A senior State Department official, speaking on background, took a similar attitude. “We would no more judge Turkey going and visiting Moscow than Turkey should judge us going and visiting France,” the official said. “They do have a lot in common. They do have economic ties. They are doing business deals.”
At any rate, many experts believe that Turkey’s more than 60 years inside the NATO alliance will help anchor the country to the West despite Erdogan’s flirtation with Putin. And even if both Turkey and Russia are seized with anti-American or anti-Western sentiment right now, that’s hardly glue enough for a lasting bond, others argue.

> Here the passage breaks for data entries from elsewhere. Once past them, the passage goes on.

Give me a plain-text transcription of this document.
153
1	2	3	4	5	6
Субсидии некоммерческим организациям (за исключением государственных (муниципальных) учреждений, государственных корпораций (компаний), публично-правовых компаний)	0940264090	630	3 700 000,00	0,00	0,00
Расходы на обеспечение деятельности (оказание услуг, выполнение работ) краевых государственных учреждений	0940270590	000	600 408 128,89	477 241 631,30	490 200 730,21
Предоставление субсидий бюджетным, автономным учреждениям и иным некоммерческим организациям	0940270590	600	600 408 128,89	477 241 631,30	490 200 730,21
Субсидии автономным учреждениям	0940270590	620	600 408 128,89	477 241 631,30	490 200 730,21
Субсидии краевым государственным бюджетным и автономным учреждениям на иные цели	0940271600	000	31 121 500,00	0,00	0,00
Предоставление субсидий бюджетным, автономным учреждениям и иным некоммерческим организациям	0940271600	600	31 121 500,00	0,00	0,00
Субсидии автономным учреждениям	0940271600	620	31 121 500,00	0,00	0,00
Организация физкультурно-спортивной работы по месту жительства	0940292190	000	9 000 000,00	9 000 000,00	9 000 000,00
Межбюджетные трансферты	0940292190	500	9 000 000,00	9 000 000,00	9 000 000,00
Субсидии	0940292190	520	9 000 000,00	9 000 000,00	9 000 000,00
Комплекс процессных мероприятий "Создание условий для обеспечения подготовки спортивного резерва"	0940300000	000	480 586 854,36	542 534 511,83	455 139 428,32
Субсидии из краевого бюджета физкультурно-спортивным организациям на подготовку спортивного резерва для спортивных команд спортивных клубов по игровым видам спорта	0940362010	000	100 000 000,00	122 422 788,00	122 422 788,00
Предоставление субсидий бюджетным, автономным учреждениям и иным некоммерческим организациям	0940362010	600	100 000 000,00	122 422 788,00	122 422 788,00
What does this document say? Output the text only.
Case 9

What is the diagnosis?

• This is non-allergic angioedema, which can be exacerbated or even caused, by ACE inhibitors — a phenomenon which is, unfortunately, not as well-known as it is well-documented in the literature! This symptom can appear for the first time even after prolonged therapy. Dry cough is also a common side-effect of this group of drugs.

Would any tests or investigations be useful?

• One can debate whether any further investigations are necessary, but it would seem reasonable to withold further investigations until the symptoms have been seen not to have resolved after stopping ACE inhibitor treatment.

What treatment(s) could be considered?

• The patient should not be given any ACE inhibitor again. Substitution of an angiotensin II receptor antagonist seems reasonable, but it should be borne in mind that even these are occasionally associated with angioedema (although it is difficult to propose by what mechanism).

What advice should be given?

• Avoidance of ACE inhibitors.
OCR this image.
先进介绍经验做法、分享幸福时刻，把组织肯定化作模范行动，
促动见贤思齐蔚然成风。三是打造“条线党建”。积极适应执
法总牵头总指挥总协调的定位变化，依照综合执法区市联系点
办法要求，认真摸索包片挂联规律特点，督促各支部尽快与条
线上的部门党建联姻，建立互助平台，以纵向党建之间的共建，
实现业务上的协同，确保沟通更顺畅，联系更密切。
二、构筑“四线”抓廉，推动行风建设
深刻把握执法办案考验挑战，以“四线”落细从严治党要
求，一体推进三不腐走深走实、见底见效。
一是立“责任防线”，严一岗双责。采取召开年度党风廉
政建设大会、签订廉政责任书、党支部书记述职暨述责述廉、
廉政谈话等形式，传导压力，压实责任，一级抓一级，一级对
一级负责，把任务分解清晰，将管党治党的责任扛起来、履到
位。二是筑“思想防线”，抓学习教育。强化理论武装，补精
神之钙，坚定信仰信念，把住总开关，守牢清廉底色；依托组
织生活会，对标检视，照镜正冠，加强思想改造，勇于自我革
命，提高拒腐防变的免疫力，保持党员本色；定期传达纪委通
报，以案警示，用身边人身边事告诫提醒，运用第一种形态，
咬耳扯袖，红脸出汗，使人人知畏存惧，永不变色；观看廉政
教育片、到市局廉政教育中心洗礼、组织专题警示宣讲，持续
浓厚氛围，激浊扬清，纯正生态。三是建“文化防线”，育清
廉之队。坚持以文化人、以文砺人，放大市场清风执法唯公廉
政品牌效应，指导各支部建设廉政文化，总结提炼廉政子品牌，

But for now Putin has been quick to seize the opportunity for rapprochement that was already in the air before the botched coup. He said Tuesday that Russia would start unwinding economic sanctions on Turkish firms and roll back travel restrictions. He also vowed to jump-start long-stalled energy projects between the two countries, saying that “energy and energy projects constitute the key point in our bilateral ties.” Turkey is Russia’s second-biggest customer for natural gas, after Germany, and one of the few markets in Europe poised to grow.
Taken together, that would essentially put the two countries back where they were last year, before Turkish F-16s and Russian intransigence threw a wrench in the works, Cagaptay said.
“Russia wants to use this opportunity to make Turkey like what it was a year ago: a member of NATO’s southern flank that doesn’t always play with the United States,” he said.